Dinas Peternakan dan Perikanan (Disnakkan) Boyolali mengungkapkan alasan pembentukan Badan Usaha Milik Daerah (BUMD) persusuan. Kabupaten yang dikenal sebagai penghasil susu ini dalam beberapa tahun terakhir ternyata menghadapi carut marut pengelolaan persusuan.
Kepala Disnakkan Boyolali Bambang Jiyanto mengaku, masalah persusuan di Boyolali mencakup mahalnya harga pakan hingga masalah pembibitan sapi. Hal itu diperparah dengan kurang optimalnya kinerja koperasi unit desa (KUD) susu. Sehingga pada 2015 lalu Bupati Boyolali Seno Samodro mencetuskan ide pembentukan BUMD persusuan.
Menurut dia, dari sekitar 70 ribu sapi perah di Boyolali, sebagian besar masih diternakkan secara individu.

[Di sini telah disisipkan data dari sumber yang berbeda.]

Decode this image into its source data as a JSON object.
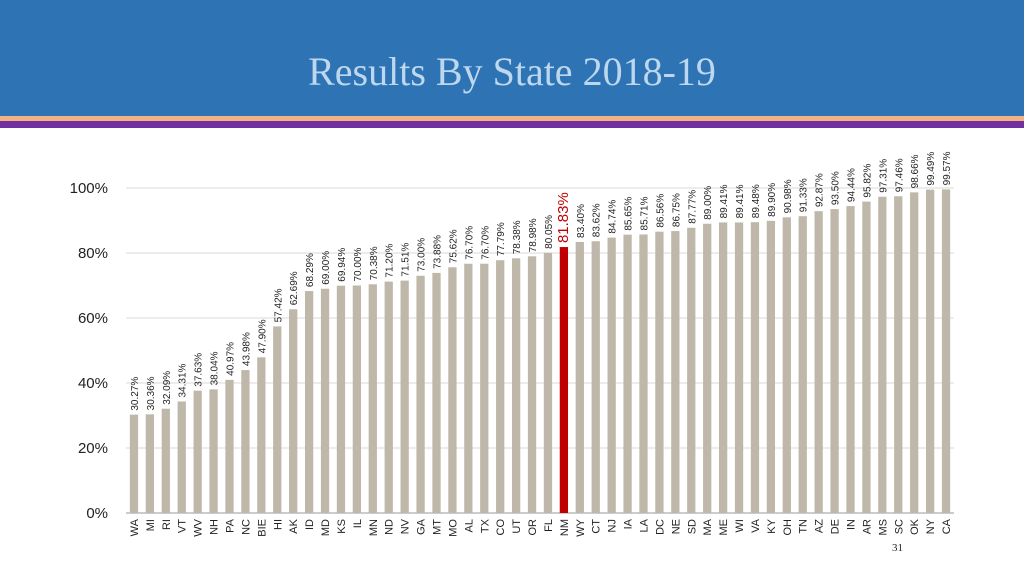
{
  "slide": {
    "title": "Results By State 2018-19",
    "page_number": "31"
  },
  "colors": {
    "header_bg": "#2e74b5",
    "title_text": "#bdd7ee",
    "bar": "#bfb8aa",
    "highlight_bar": "#c00000",
    "highlight_label": "#c00000"
  },
  "chart_data": {
    "type": "bar",
    "title": "",
    "xlabel": "",
    "ylabel": "",
    "ylim": [
      0,
      100
    ],
    "y_ticks": [
      "0%",
      "20%",
      "40%",
      "60%",
      "80%",
      "100%"
    ],
    "grid": true,
    "highlight_category": "NM",
    "categories": [
      "WA",
      "MI",
      "RI",
      "VT",
      "WV",
      "NH",
      "PA",
      "NC",
      "BIE",
      "HI",
      "AK",
      "ID",
      "MD",
      "KS",
      "IL",
      "MN",
      "ND",
      "NV",
      "GA",
      "MT",
      "MO",
      "AL",
      "TX",
      "CO",
      "UT",
      "OR",
      "FL",
      "NM",
      "WY",
      "CT",
      "NJ",
      "IA",
      "LA",
      "DC",
      "NE",
      "SD",
      "MA",
      "ME",
      "WI",
      "VA",
      "KY",
      "OH",
      "TN",
      "AZ",
      "DE",
      "IN",
      "AR",
      "MS",
      "SC",
      "OK",
      "NY",
      "CA"
    ],
    "values": [
      30.27,
      30.36,
      32.09,
      34.31,
      37.63,
      38.04,
      40.97,
      43.98,
      47.9,
      57.42,
      62.69,
      68.29,
      69.0,
      69.94,
      70.0,
      70.38,
      71.2,
      71.51,
      73.0,
      73.88,
      75.62,
      76.7,
      76.7,
      77.79,
      78.38,
      78.98,
      80.05,
      81.83,
      83.4,
      83.62,
      84.74,
      85.65,
      85.71,
      86.56,
      86.75,
      87.77,
      89.0,
      89.41,
      89.41,
      89.48,
      89.9,
      90.98,
      91.33,
      92.87,
      93.5,
      94.44,
      95.82,
      97.31,
      97.46,
      98.66,
      99.49,
      99.57
    ],
    "data_labels": [
      "30.27%",
      "30.36%",
      "32.09%",
      "34.31%",
      "37.63%",
      "38.04%",
      "40.97%",
      "43.98%",
      "47.90%",
      "57.42%",
      "62.69%",
      "68.29%",
      "69.00%",
      "69.94%",
      "70.00%",
      "70.38%",
      "71.20%",
      "71.51%",
      "73.00%",
      "73.88%",
      "75.62%",
      "76.70%",
      "76.70%",
      "77.79%",
      "78.38%",
      "78.98%",
      "80.05%",
      "81.83%",
      "83.40%",
      "83.62%",
      "84.74%",
      "85.65%",
      "85.71%",
      "86.56%",
      "86.75%",
      "87.77%",
      "89.00%",
      "89.41%",
      "89.41%",
      "89.48%",
      "89.90%",
      "90.98%",
      "91.33%",
      "92.87%",
      "93.50%",
      "94.44%",
      "95.82%",
      "97.31%",
      "97.46%",
      "98.66%",
      "99.49%",
      "99.57%"
    ]
  }
}
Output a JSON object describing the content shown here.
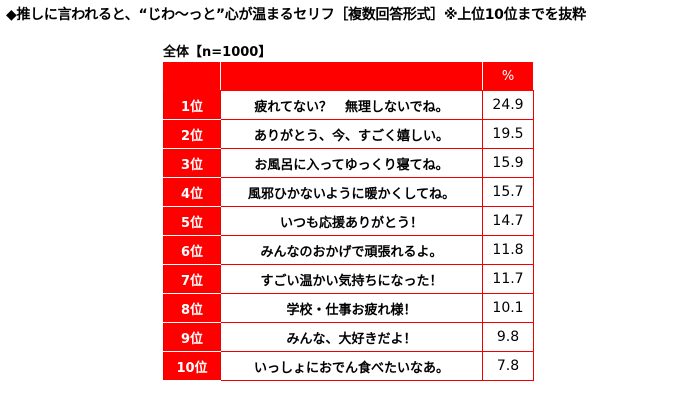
{
  "title": "◆推しに言われると、“じわ〜っと”心が温まるセリフ［複数回答形式］※上位10位までを抜粋",
  "subtitle": "全体【n=1000】",
  "header": {
    "rank": "",
    "text": "",
    "value": "%"
  },
  "rows": [
    {
      "rank": "1位",
      "text": "疲れてない？　無理しないでね。",
      "value": "24.9"
    },
    {
      "rank": "2位",
      "text": "ありがとう、今、すごく嬉しい。",
      "value": "19.5"
    },
    {
      "rank": "3位",
      "text": "お風呂に入ってゆっくり寝てね。",
      "value": "15.9"
    },
    {
      "rank": "4位",
      "text": "風邪ひかないように暖かくしてね。",
      "value": "15.7"
    },
    {
      "rank": "5位",
      "text": "いつも応援ありがとう！",
      "value": "14.7"
    },
    {
      "rank": "6位",
      "text": "みんなのおかげで頑張れるよ。",
      "value": "11.8"
    },
    {
      "rank": "7位",
      "text": "すごい温かい気持ちになった！",
      "value": "11.7"
    },
    {
      "rank": "8位",
      "text": "学校・仕事お疲れ様！",
      "value": "10.1"
    },
    {
      "rank": "9位",
      "text": "みんな、大好きだよ！",
      "value": "9.8"
    },
    {
      "rank": "10位",
      "text": "いっしょにおでん食べたいなあ。",
      "value": "7.8"
    }
  ],
  "colors": {
    "accent": "#ff0000"
  }
}
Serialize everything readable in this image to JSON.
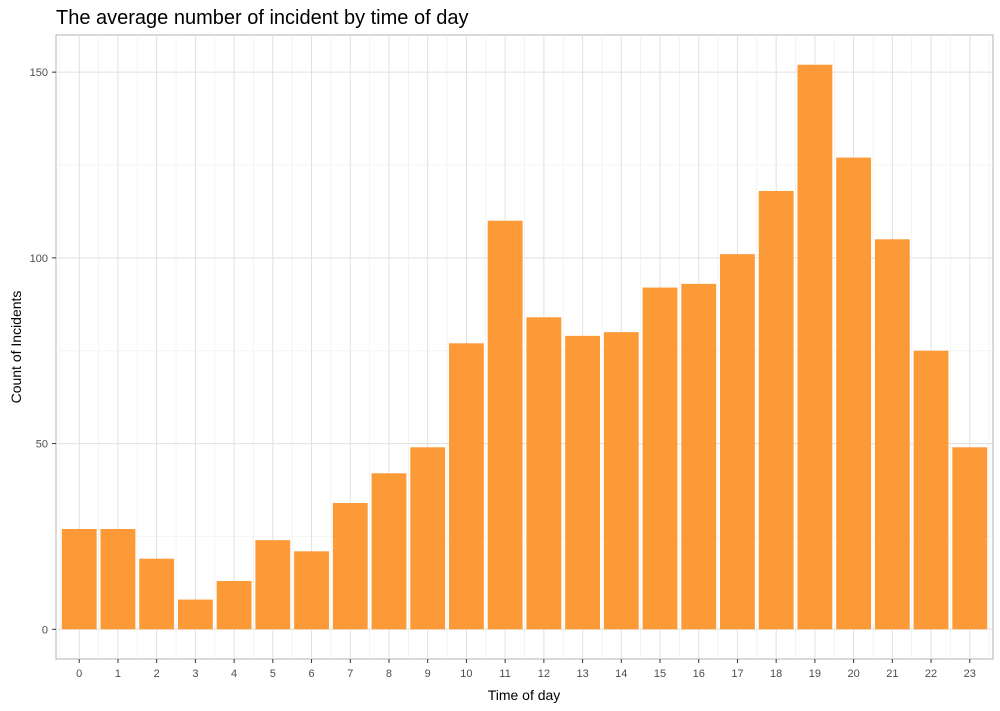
{
  "chart_data": {
    "type": "bar",
    "title": "The average number of incident by time of day",
    "xlabel": "Time of day",
    "ylabel": "Count of Incidents",
    "categories": [
      "0",
      "1",
      "2",
      "3",
      "4",
      "5",
      "6",
      "7",
      "8",
      "9",
      "10",
      "11",
      "12",
      "13",
      "14",
      "15",
      "16",
      "17",
      "18",
      "19",
      "20",
      "21",
      "22",
      "23"
    ],
    "values": [
      27,
      27,
      19,
      8,
      13,
      24,
      21,
      34,
      42,
      49,
      77,
      110,
      84,
      79,
      80,
      92,
      93,
      101,
      118,
      152,
      127,
      105,
      75,
      49
    ],
    "ylim": [
      -8,
      160
    ],
    "yticks": [
      0,
      50,
      100,
      150
    ],
    "grid": true,
    "legend": "none",
    "bar_color": "#FD9A38"
  }
}
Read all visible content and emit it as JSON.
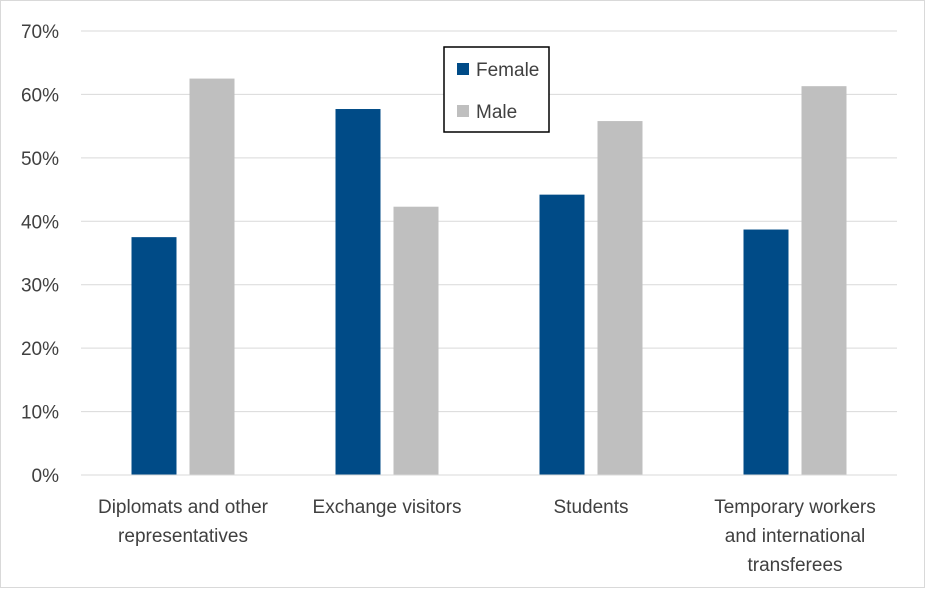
{
  "chart_data": {
    "type": "bar",
    "categories": [
      [
        "Diplomats and other",
        "representatives"
      ],
      [
        "Exchange visitors"
      ],
      [
        "Students"
      ],
      [
        "Temporary workers",
        "and international",
        "transferees"
      ]
    ],
    "series": [
      {
        "name": "Female",
        "color": "#004b87",
        "values": [
          37.5,
          57.7,
          44.2,
          38.7
        ]
      },
      {
        "name": "Male",
        "color": "#bfbfbf",
        "values": [
          62.5,
          42.3,
          55.8,
          61.3
        ]
      }
    ],
    "ylim": [
      0,
      70
    ],
    "yticks": [
      0,
      10,
      20,
      30,
      40,
      50,
      60,
      70
    ],
    "ytick_labels": [
      "0%",
      "10%",
      "20%",
      "30%",
      "40%",
      "50%",
      "60%",
      "70%"
    ],
    "grid": true,
    "legend_position": "top-center",
    "title": "",
    "xlabel": "",
    "ylabel": ""
  }
}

Selain itu, upaya peningkatan produksi susu sapi kurang diimbangi produktivitas peternak yang masih mengelola secara tradisional.

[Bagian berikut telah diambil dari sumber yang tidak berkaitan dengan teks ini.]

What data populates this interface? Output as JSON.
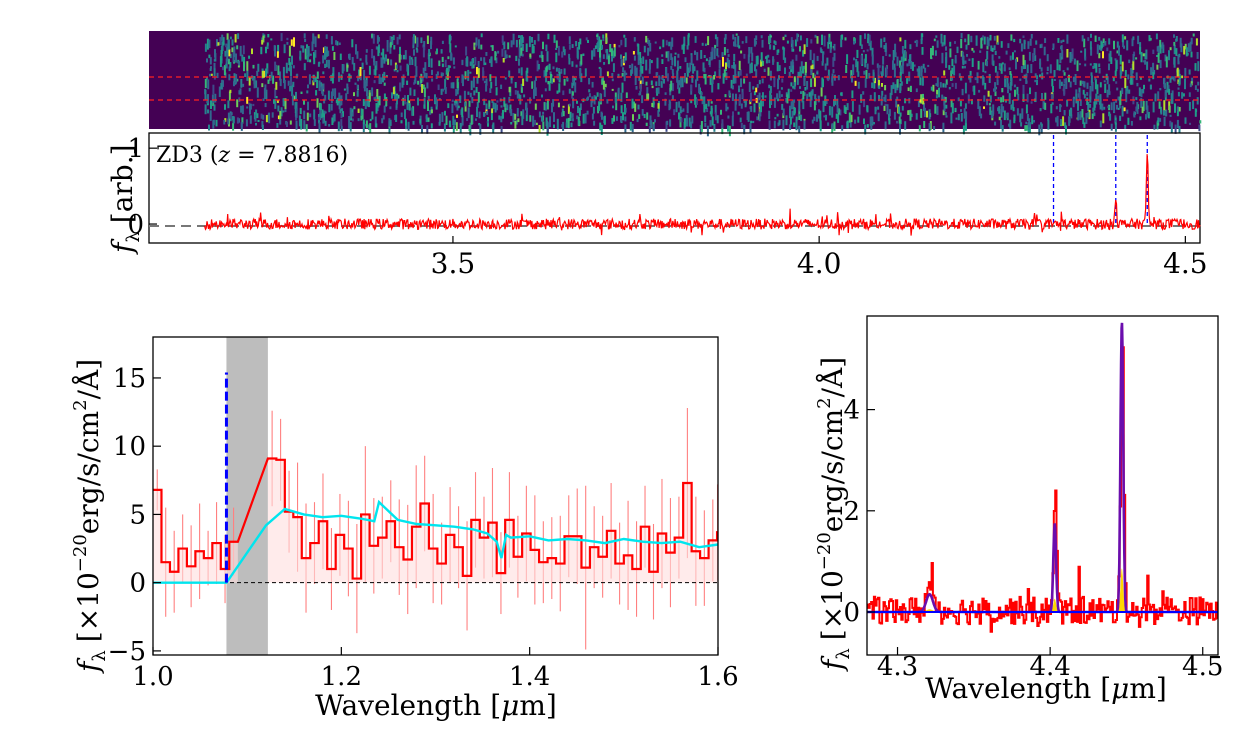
{
  "figure": {
    "colors": {
      "spec2d_bg": "#440154",
      "spectrum": "#ff0000",
      "lines": "#0000ff",
      "model": "#00e5ee",
      "fit": "#6a0dad",
      "gap": "#bdbdbd"
    }
  },
  "chart_data": [
    {
      "id": "spec2d",
      "type": "heatmap",
      "title": "",
      "description_values": "2D spectrum image with two red dashed extraction-aperture lines",
      "xlim": [
        3.085,
        4.52
      ]
    },
    {
      "id": "overview",
      "type": "line",
      "annotation": "ZD3 (",
      "z_symbol": "z",
      "z_equals": " = 7.8816)",
      "ylabel": "f",
      "ylabel_sub": "λ",
      "ylabel_unit": "[arb.]",
      "xlim": [
        3.085,
        4.52
      ],
      "ylim": [
        -0.25,
        1.2
      ],
      "xticks": [
        3.5,
        4.0,
        4.5
      ],
      "xtick_labels": [
        "3.5",
        "4.0",
        "4.5"
      ],
      "yticks": [
        0,
        1
      ],
      "ytick_labels": [
        "0",
        "1"
      ],
      "data_start": 3.16,
      "emission_lines": [
        4.32,
        4.405,
        4.448
      ],
      "peaks": [
        {
          "x": 4.405,
          "y": 0.38
        },
        {
          "x": 4.448,
          "y": 0.95
        }
      ]
    },
    {
      "id": "break",
      "type": "line",
      "xlabel": "Wavelength [",
      "xlabel_mu": "μ",
      "xlabel_unit": "m]",
      "ylabel_sym": "f",
      "ylabel_sub": "λ",
      "ylabel_pre": "[×10",
      "ylabel_exp": "−20",
      "ylabel_unit": "erg/s/cm",
      "ylabel_sq": "2",
      "ylabel_end": "/Å]",
      "xlim": [
        1.0,
        1.6
      ],
      "ylim": [
        -5.3,
        18
      ],
      "xticks": [
        1.0,
        1.2,
        1.4,
        1.6
      ],
      "xtick_labels": [
        "1.0",
        "1.2",
        "1.4",
        "1.6"
      ],
      "yticks": [
        -5,
        0,
        5,
        10,
        15
      ],
      "ytick_labels": [
        "−5",
        "0",
        "5",
        "10",
        "15"
      ],
      "shaded_band": [
        1.078,
        1.122
      ],
      "break_line": {
        "x": 1.078,
        "y_top": 15.4
      },
      "spectrum_x": [
        1.0,
        1.009,
        1.018,
        1.027,
        1.036,
        1.045,
        1.054,
        1.063,
        1.072,
        1.081,
        1.122,
        1.131,
        1.14,
        1.149,
        1.158,
        1.167,
        1.176,
        1.185,
        1.194,
        1.203,
        1.212,
        1.221,
        1.23,
        1.239,
        1.248,
        1.257,
        1.266,
        1.275,
        1.284,
        1.293,
        1.302,
        1.311,
        1.32,
        1.329,
        1.338,
        1.347,
        1.356,
        1.365,
        1.374,
        1.383,
        1.392,
        1.401,
        1.41,
        1.419,
        1.428,
        1.437,
        1.446,
        1.455,
        1.464,
        1.473,
        1.482,
        1.491,
        1.5,
        1.509,
        1.518,
        1.527,
        1.536,
        1.545,
        1.554,
        1.563,
        1.572,
        1.581,
        1.59,
        1.599
      ],
      "spectrum_y": [
        6.8,
        1.5,
        0.8,
        2.5,
        1.2,
        2.3,
        1.8,
        2.9,
        1.0,
        3.0,
        9.1,
        9.0,
        5.2,
        4.8,
        1.8,
        2.9,
        4.5,
        1.0,
        3.5,
        2.5,
        0.3,
        5.0,
        2.7,
        3.3,
        4.5,
        2.6,
        1.7,
        4.1,
        5.8,
        2.5,
        1.4,
        3.5,
        2.6,
        0.5,
        4.6,
        3.3,
        4.4,
        0.7,
        4.6,
        1.9,
        3.6,
        2.4,
        1.5,
        1.8,
        1.4,
        3.4,
        3.4,
        1.1,
        2.6,
        1.9,
        3.8,
        1.4,
        2.0,
        1.0,
        4.1,
        0.8,
        3.6,
        2.2,
        3.3,
        7.3,
        2.3,
        1.8,
        3.1,
        3.7
      ],
      "errors": [
        1.5,
        4.0,
        3.0,
        2.5,
        3.0,
        3.5,
        2.0,
        3.0,
        2.5,
        2.5,
        3.5,
        3.0,
        3.0,
        4.0,
        4.0,
        3.0,
        3.5,
        3.0,
        3.0,
        3.5,
        4.0,
        5.0,
        3.5,
        3.0,
        3.0,
        3.5,
        4.0,
        4.5,
        3.5,
        4.0,
        3.0,
        3.5,
        3.0,
        4.0,
        3.5,
        3.0,
        4.0,
        3.0,
        3.5,
        3.0,
        3.5,
        4.0,
        3.0,
        3.0,
        3.5,
        3.0,
        3.5,
        6.0,
        3.0,
        3.0,
        3.5,
        3.0,
        4.0,
        3.5,
        3.0,
        3.5,
        4.0,
        4.0,
        3.0,
        5.5,
        4.0,
        3.5,
        3.0,
        3.5
      ],
      "model_x": [
        1.0,
        1.05,
        1.078,
        1.1,
        1.12,
        1.14,
        1.16,
        1.18,
        1.2,
        1.22,
        1.235,
        1.24,
        1.26,
        1.28,
        1.3,
        1.32,
        1.34,
        1.355,
        1.365,
        1.37,
        1.375,
        1.38,
        1.4,
        1.42,
        1.44,
        1.46,
        1.48,
        1.5,
        1.52,
        1.54,
        1.56,
        1.58,
        1.6
      ],
      "model_y": [
        0.0,
        0.0,
        0.0,
        2.2,
        4.2,
        5.4,
        5.0,
        4.8,
        4.9,
        4.7,
        4.5,
        5.9,
        4.6,
        4.3,
        4.2,
        4.1,
        3.9,
        3.6,
        3.0,
        1.8,
        3.5,
        3.3,
        3.4,
        3.1,
        3.2,
        3.1,
        2.9,
        3.2,
        3.0,
        2.9,
        3.0,
        2.6,
        2.8
      ],
      "zero_line": 0
    },
    {
      "id": "lines",
      "type": "line",
      "xlabel": "Wavelength [",
      "xlabel_mu": "μ",
      "xlabel_unit": "m]",
      "ylabel_sym": "f",
      "ylabel_sub": "λ",
      "ylabel_pre": "[×10",
      "ylabel_exp": "−20",
      "ylabel_unit": "erg/s/cm",
      "ylabel_sq": "2",
      "ylabel_end": "/Å]",
      "xlim": [
        4.28,
        4.51
      ],
      "ylim": [
        -0.85,
        5.85
      ],
      "xticks": [
        4.3,
        4.4,
        4.5
      ],
      "xtick_labels": [
        "4.3",
        "4.4",
        "4.5"
      ],
      "yticks": [
        0,
        2,
        4
      ],
      "ytick_labels": [
        "0",
        "2",
        "4"
      ],
      "peaks": [
        {
          "x": 4.321,
          "amp": 0.45,
          "width": 0.0025
        },
        {
          "x": 4.403,
          "amp": 2.4,
          "width": 0.0009
        },
        {
          "x": 4.447,
          "amp": 5.7,
          "width": 0.001
        }
      ],
      "fit_peaks": [
        {
          "x": 4.321,
          "amp": 0.35
        },
        {
          "x": 4.403,
          "amp": 1.75
        },
        {
          "x": 4.447,
          "amp": 5.75
        }
      ]
    }
  ]
}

Dari total jumlah sapi perah tersebut, lanjut dia, hanya 20 persen yang produktif menghasilkan susu. Adapun hasil produksinya sekitar 100 ribu liter per hari.
Mengingat 80 persen susu di Indonesia saat ini masih impor, dia menilai hasil produksi susu di Boyolali masih jauh dari harapan. "Sebanyak 70 ribu sapi perah tersebut kan tidak semuanya menghasilkan susu. Ada yang jantan, masih anakan. Apalagi sapi perah yang sedang laktasi serta hamil juga tak bisa diperah susunya," ungkap Bambang.
Disisi lain, peternak yang memiliki sapi perah dengan jumlah banyak di Boyolali masih terhitung sedikit. Idealnya, satu peternak memelihara 10 ekor sapi perah sehingga produksi susunya bisa mensejahterakan peternak.
"Peternak juga punya kebiasaan menjual (sapi perah) bibit unggul jika ada yang menawar dengan harga tinggi. Faktor ini tentu mempersulit proses pembibitan. Karena pembeli sapi itu biasanya orang luar kota. Disamping itu, harga susu juga enggak transparan. Nah nantinya jika BUMD terbentuk, kita akan membelinya dengan harga yang layak dan transparan. Sehingga harga susu dapat terjaga dan meningkatkan kesejahteraan peternak sapi," tandas Kepala Disnakkan Boyolali.